A pension fund that owns shares of Continental Resources has alleged in a lawsuit that a nearly $100 million investment by Continental in a pipeline project will benefit chief executive Harold Hamm at the shareholders’ expense.
Hamm’s company, Hiland Partners, is receiving partial funding from Continental for the $300 million Double H crude oil pipeline project.
Hiland is constructing the 450-mile pipeline from North Dakota to Wyoming. It will have a daily capacity of up to 100,000 barrels of oil per day.
The Pennsylvania Laborers District Council Construction Industry Pension Fund filed the lawsuit against Hamm, six of Continental’s directors, and Hiland entities.
The suit in Oklahoma state court seeks damages and the return of profits and other benefits derived from the pipeline transaction to the company.
“A Reuters’ analysis of Continental’s U.S. Securities and Exchange Commission (SEC) filings since 1996 shows the investment in Double H is one of many contracts Continental has entered with other Hamm-owned energy and logistics firms. The total value of the contracts exceeds $550 million,” according to the report.
Last year Continental committed to pay $95.8 million for a five-year option to ship 10,000 barrels per day on the Double H pipeline.
Continental told Reuters the lawsuit has no merit.
Double H was “fully and adequately reviewed by the full Board’s disinterested and independent directors,” Continental’s General Counsel Eric Eissenstat said in an email.

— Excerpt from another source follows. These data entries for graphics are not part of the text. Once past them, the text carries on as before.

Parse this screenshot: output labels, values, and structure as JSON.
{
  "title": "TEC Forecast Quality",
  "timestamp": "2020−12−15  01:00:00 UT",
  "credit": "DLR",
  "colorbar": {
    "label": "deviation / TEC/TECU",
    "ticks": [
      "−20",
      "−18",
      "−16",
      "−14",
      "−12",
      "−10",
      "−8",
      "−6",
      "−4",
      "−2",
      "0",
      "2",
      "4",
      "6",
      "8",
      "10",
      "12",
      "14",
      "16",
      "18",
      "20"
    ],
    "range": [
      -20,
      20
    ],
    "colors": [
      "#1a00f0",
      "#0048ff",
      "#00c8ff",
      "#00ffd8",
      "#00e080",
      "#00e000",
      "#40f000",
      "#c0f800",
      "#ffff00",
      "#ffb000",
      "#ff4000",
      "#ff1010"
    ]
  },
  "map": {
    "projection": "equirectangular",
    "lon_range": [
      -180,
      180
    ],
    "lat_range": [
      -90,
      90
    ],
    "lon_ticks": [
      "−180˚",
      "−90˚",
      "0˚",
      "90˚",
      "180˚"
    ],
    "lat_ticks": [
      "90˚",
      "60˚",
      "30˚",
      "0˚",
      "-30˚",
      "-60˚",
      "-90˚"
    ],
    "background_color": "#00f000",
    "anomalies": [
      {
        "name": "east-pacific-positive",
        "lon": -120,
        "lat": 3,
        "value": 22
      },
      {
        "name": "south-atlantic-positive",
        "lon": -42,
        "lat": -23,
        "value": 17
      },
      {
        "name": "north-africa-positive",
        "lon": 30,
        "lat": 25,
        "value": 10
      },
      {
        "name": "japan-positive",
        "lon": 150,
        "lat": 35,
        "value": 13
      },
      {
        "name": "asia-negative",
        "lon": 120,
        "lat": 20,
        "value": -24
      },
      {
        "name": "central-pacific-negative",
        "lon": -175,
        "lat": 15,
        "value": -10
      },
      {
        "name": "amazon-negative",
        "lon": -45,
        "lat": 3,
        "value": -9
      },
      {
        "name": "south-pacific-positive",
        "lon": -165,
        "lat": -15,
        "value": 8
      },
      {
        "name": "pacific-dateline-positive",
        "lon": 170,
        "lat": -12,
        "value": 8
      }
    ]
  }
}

They “expressly found it to be in the best interests of the company” as pipeline infrastructure in and around North Dakota catches up with booming oil production there.

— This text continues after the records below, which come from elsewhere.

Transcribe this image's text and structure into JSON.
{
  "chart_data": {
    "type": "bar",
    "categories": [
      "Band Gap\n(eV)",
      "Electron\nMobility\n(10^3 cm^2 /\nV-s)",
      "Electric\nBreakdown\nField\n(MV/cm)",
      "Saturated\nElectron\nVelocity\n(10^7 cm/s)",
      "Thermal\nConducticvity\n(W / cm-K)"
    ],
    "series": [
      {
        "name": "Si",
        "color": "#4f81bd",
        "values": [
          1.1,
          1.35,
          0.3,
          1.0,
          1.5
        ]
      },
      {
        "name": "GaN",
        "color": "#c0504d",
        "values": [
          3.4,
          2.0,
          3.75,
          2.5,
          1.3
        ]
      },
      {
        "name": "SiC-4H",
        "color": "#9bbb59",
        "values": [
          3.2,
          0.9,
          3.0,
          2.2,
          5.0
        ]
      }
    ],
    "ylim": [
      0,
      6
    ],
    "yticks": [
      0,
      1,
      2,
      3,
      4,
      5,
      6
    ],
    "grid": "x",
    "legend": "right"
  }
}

Continental’s shares have risen more than sevenfold since its 2007 initial public offering, Reuters said. “Hamm transformed Continental into a leading driller in North Dakota, where a boom in Bakken production has helped push U.S. oil output to near 25-year highs.”
Hamm helped discover North Dakota’s Bakken shale when he was a wildcatter.
“He now owns more oil in the ground than any other American through his 68 percent stake in Continental worth more than $13 billion,” Reuters said, citing industry experts.
Forbes ranked Hamm 33rd on its list of the 400 richest Americans.